Queen’s Young Leader Abrahim Simmonds making an impact
If you ask him to recall an experience that has touched him deeply during his years of volunteerism, he'll be quick to tell you the story of volunteering at a nursing home in St Mary one summer.
When he was leaving at the end of that summer, one of the residents came up to him and looked into his eyes and started to cry.
"She had a speech impediment and she was not able to tell me how she felt. But her response made me understand, and that stuck with me for a while."
For 23-year-old Abrahim Simmonds, impacting lives is something he has been doing since grade five.
Born and raised in Port Maria, St Mary, the trained social worker recalls starting a drama group at his school back in 2005.
"I was always starting mini clubs and groups in my communities, and my mother was always accommodating. She provided the meals and a safe space for me to bring people together to share," Simmonds said.
With time, his love for volunteerism and effecting change in his community blossomed as well. It's no surprise, therefore, that young Simmonds had an impeccable track record in co-curricular activities while he was a student at St Mary High School. He served as deputy head boy, two-time president of both the Inter-School Christian Fellowship (ISCF) and the 4-H Club, Students' Council president, and president of the Jamaica Junior Leaders League.
A REWARDING JOURNEY
His track record extended to the parish and national levels, where he was named an 'I Believe' Initiative ambassador under the Governor General's Programme for Excellence. In 2013, under the same initiative, he was awarded a full scholarship to pursue his bachelor of science in social work at the University of the West Indies (UWI) Mona. This was the start of a rewarding journey.
While a student at the UWI, he got an 'aha moment'.
It was the birth of something revolutionary - the Jamaican Youth Empowerment through Culture, Arts and Nationalism (JAYECAN). The organisation, which will turn four in November this year, was established by Simmonds and his friend, Alex Sterling.
"We felt that not a lot of young people were empowered enough to help Jamaica to realise our goals. Empowerment, for us, means learning to identify resources within the person and their environment that can be operationalised to make life easier. We knew there were other groups doing this sort of work, so our ultimate question was 'How will we do this?'" Simmonds explained.

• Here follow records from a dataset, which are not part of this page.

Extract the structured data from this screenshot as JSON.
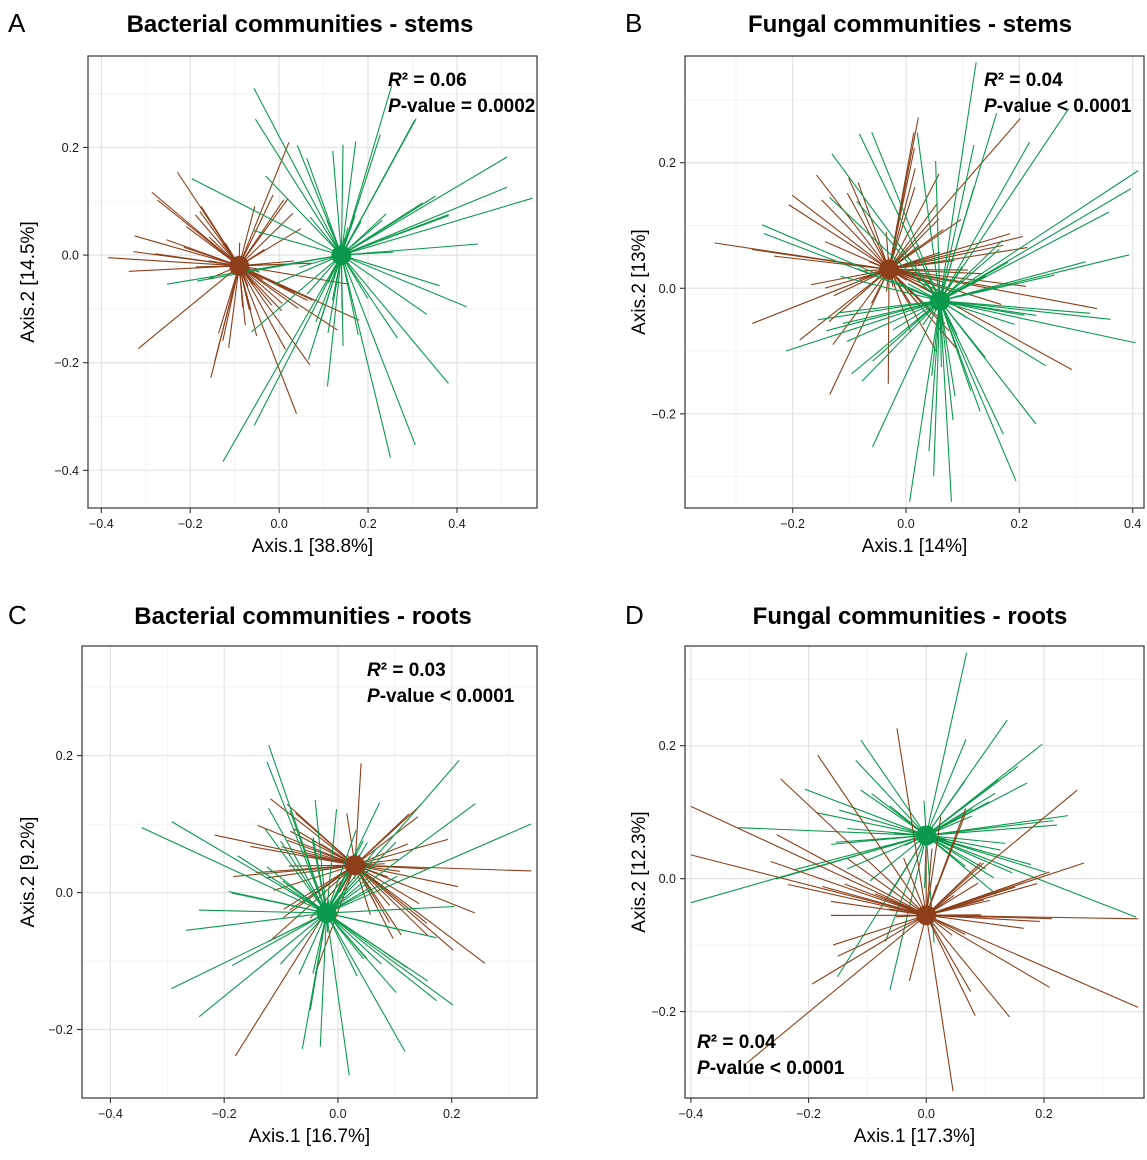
{
  "chart_data": [
    {
      "type": "scatter",
      "letter": "A",
      "title": "Bacterial communities - stems",
      "xlabel": "Axis.1   [38.8%]",
      "ylabel": "Axis.2   [14.5%]",
      "xlim": [
        -0.43,
        0.58
      ],
      "ylim": [
        -0.47,
        0.37
      ],
      "xticks": [
        -0.4,
        -0.2,
        0.0,
        0.2,
        0.4
      ],
      "xtick_labels": [
        "−0.4",
        "−0.2",
        "0.0",
        "0.2",
        "0.4"
      ],
      "yticks": [
        -0.4,
        -0.2,
        0.0,
        0.2
      ],
      "ytick_labels": [
        "−0.4",
        "−0.2",
        "0.0",
        "0.2"
      ],
      "stats": {
        "r2_label": "R",
        "r2_value": "² = 0.06",
        "p_label": "P",
        "p_value": "-value = 0.0002"
      },
      "stats_position": "top-right",
      "grid": true,
      "series": [
        {
          "color": "#8c3f1a",
          "centroid": [
            -0.09,
            -0.02
          ],
          "spread": [
            0.13,
            0.11
          ],
          "n": 60
        },
        {
          "color": "#0b9a4c",
          "centroid": [
            0.14,
            0.0
          ],
          "spread": [
            0.17,
            0.17
          ],
          "n": 60
        }
      ]
    },
    {
      "type": "scatter",
      "letter": "B",
      "title": "Fungal communities - stems",
      "xlabel": "Axis.1   [14%]",
      "ylabel": "Axis.2   [13%]",
      "xlim": [
        -0.39,
        0.42
      ],
      "ylim": [
        -0.35,
        0.37
      ],
      "xticks": [
        -0.2,
        0.0,
        0.2,
        0.4
      ],
      "xtick_labels": [
        "−0.2",
        "0.0",
        "0.2",
        "0.4"
      ],
      "yticks": [
        -0.2,
        0.0,
        0.2
      ],
      "ytick_labels": [
        "−0.2",
        "0.0",
        "0.2"
      ],
      "stats": {
        "r2_label": "R",
        "r2_value": "² = 0.04",
        "p_label": "P",
        "p_value": "-value < 0.0001"
      },
      "stats_position": "top-right",
      "grid": true,
      "series": [
        {
          "color": "#8c3f1a",
          "centroid": [
            -0.03,
            0.03
          ],
          "spread": [
            0.14,
            0.1
          ],
          "n": 70
        },
        {
          "color": "#0b9a4c",
          "centroid": [
            0.06,
            -0.02
          ],
          "spread": [
            0.16,
            0.14
          ],
          "n": 70
        }
      ]
    },
    {
      "type": "scatter",
      "letter": "C",
      "title": "Bacterial communities - roots",
      "xlabel": "Axis.1   [16.7%]",
      "ylabel": "Axis.2   [9.2%]",
      "xlim": [
        -0.45,
        0.35
      ],
      "ylim": [
        -0.3,
        0.36
      ],
      "xticks": [
        -0.4,
        -0.2,
        0.0,
        0.2
      ],
      "xtick_labels": [
        "−0.4",
        "−0.2",
        "0.0",
        "0.2"
      ],
      "yticks": [
        -0.2,
        0.0,
        0.2
      ],
      "ytick_labels": [
        "−0.2",
        "0.0",
        "0.2"
      ],
      "stats": {
        "r2_label": "R",
        "r2_value": "² = 0.03",
        "p_label": "P",
        "p_value": "-value < 0.0001"
      },
      "stats_position": "top-right",
      "grid": true,
      "series": [
        {
          "color": "#8c3f1a",
          "centroid": [
            0.03,
            0.04
          ],
          "spread": [
            0.14,
            0.08
          ],
          "n": 60
        },
        {
          "color": "#0b9a4c",
          "centroid": [
            -0.02,
            -0.03
          ],
          "spread": [
            0.17,
            0.12
          ],
          "n": 60
        }
      ]
    },
    {
      "type": "scatter",
      "letter": "D",
      "title": "Fungal communities - roots",
      "xlabel": "Axis.1   [17.3%]",
      "ylabel": "Axis.2   [12.3%]",
      "xlim": [
        -0.41,
        0.37
      ],
      "ylim": [
        -0.33,
        0.35
      ],
      "xticks": [
        -0.4,
        -0.2,
        0.0,
        0.2
      ],
      "xtick_labels": [
        "−0.4",
        "−0.2",
        "0.0",
        "0.2"
      ],
      "yticks": [
        -0.2,
        0.0,
        0.2
      ],
      "ytick_labels": [
        "−0.2",
        "0.0",
        "0.2"
      ],
      "stats": {
        "r2_label": "R",
        "r2_value": "² = 0.04",
        "p_label": "P",
        "p_value": "-value < 0.0001"
      },
      "stats_position": "bottom-left",
      "grid": true,
      "series": [
        {
          "color": "#0b9a4c",
          "centroid": [
            0.0,
            0.065
          ],
          "spread": [
            0.17,
            0.1
          ],
          "n": 55
        },
        {
          "color": "#8c3f1a",
          "centroid": [
            0.0,
            -0.055
          ],
          "spread": [
            0.16,
            0.1
          ],
          "n": 55
        }
      ]
    }
  ]
}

The answer to their question was quickly answered - through the arts, Jamaican culture and a stronger appreciation for nationalism.
But as a first-year student still trying to figure out where his classes were, the cheapest food options on campus and what a practicum meant, Simmonds and his co-founder, Sterling, made things work.
"It never felt like a burden because the work I did with JAYECAN and in practicum all overlapped. It was very draining sometimes and that was only because we never always had the results we wanted, and the capital was not readily available," Simmonds said.
But he further explained that the operations and visibility of JAYECAN improved when more influential individuals started to buy into their practice and endorsed them - including Governor General Sir Patrick Allen and the Jamaica Cultural Development Commission (JCDC). This acted as a huge motivator for himself and his team.
His team, which started with six members, now has more than 40. Additionally, they have an extended membership of more than 200 across the island and are currently getting more individuals to set up clubs in their communities.
Since 2013, through JAYECAN, he was selected as the Caribbean youth representative for the UNESCO Global Alliance on Media and Information Literacy (GAPMIL), de facto youth ambassador to the Commonwealth, associate Fellow of the Royal Commonwealth Society, Teen Vybe Magazine 20 under 25 awardee, the Kiwanis Club of Kingston Youth Leader Award, and recently, the Queen's Young Leader awardee.
Simmonds was one of 60 young people from across the Commonwealth who were selected to receive a prestigious Queen's Young Leaders Award. The awards recognise and celebrate exceptional young people, aged 18 to 29, in the Commonwealth who are driving change within their communities and transforming people's lives. He was received by Her Majesty The Queen on June 29, in a ceremony held at Buckingham Palace.
For Simmonds, volunteerism in Jamaica is something that he is working on changing the perception of. He believes that in order to achieve this, young people in Jamaica need to be shown that volunteerism can provide a dynamic relationship that has a benefit for both the giver and the recipient.
"We need to get to a place where we are able to demonstrate how people can volunteer to improve lives in higher orders, such as policy reform/development, education and community development. This can add value to a person's professional development as well and simultaneously contribute to the improvement of the lives of other people," Simmonds explained.